Zenón doesn’t wear his Latinidad on his sleeve. He knows who he is. He doesn’t need reminders. And, one would hope, neither does anyone else. Rather, think of his music as 21st-century jazz: a fully bilingual, product of a global culture in which notions of what is local have long been blurred. Picking which piece is which out of the whole is beside the point.

This is true, lived-in fusion. One person’s story. He just happens to be from Santurce.

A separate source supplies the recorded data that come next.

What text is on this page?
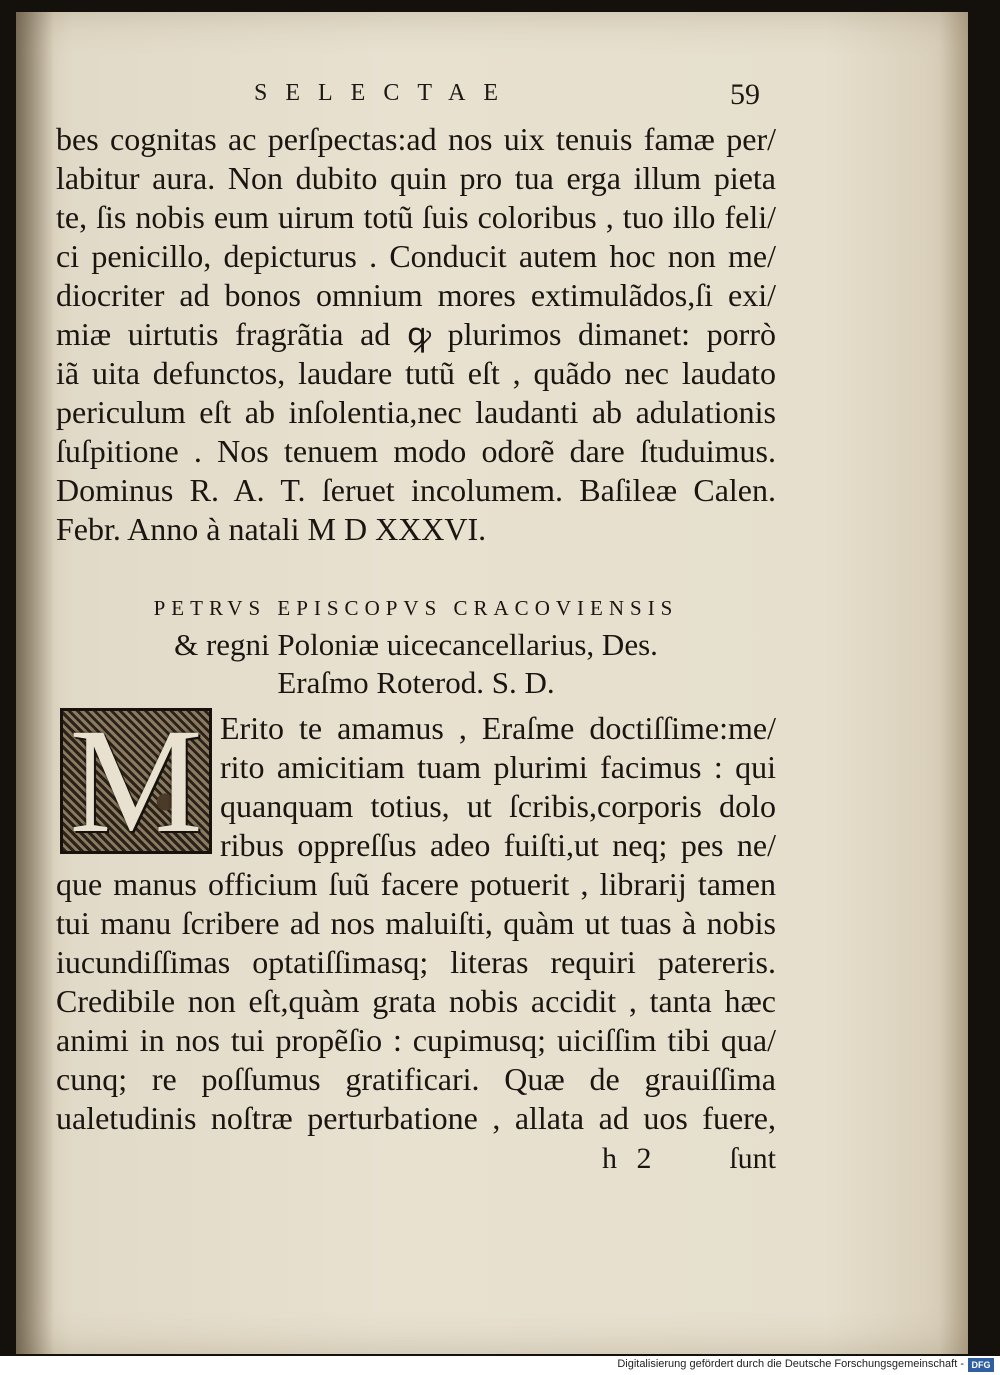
SELECTAE	59
bes cognitas ac perſpectas:ad nos uix tenuis famæ per/
labitur aura. Non dubito quin pro tua erga illum pieta
te, ſis nobis eum uirum totũ ſuis coloribus , tuo illo feli/
ci penicillo, depicturus . Conducit autem hoc non me/
diocriter ad bonos omnium mores extimulãdos,ſi exi/
miæ uirtutis fragrãtia ad ꝙ plurimos dimanet: porrò
iã uita defunctos, laudare tutũ eſt , quãdo nec laudato
periculum eſt ab inſolentia,nec laudanti ab adulationis
ſuſpitione . Nos tenuem modo odorẽ dare ſtuduimus.
Dominus R. A. T. ſeruet incolumem. Baſileæ Calen.
Febr. Anno à natali M D XXXVI.
PETRVS EPISCOPVS CRACOVIENSIS
& regni Poloniæ uicecancellarius, Des.
Eraſmo Roterod. S. D.
M Erito te amamus , Eraſme doctiſſime:me/
rito amicitiam tuam plurimi facimus : qui
quanquam totius, ut ſcribis,corporis dolo
ribus oppreſſus adeo fuiſti,ut neq; pes ne/
que manus officium ſuũ facere potuerit , librarij tamen
tui manu ſcribere ad nos maluiſti, quàm ut tuas à nobis
iucundiſſimas optatiſſimasq; literas requiri patereris.
Credibile non eſt,quàm grata nobis accidit , tanta hæc
animi in nos tui propẽſio : cupimusq; uiciſſim tibi qua/
cunq; re poſſumus gratificari. Quæ de grauiſſima
ualetudinis noſtræ perturbatione , allata ad uos fuere,
h 2 ſunt
Digitalisierung gefördert durch die Deutsche Forschungsgemeinschaft - DFG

“On my first record, I wanted to show certain influences and emphasize the rhythms of Puerto Rico,” says Zenón. “But in this disc, we are dealing with a different kind of fusion of jazz and Latin music. I’m interested in my roots, but there are so many other things I like, so many other things I’m listening to, so many things I’m trying to learn, and I want to create music that expresses me fully.”.

Latin jazz has never quite sound like this.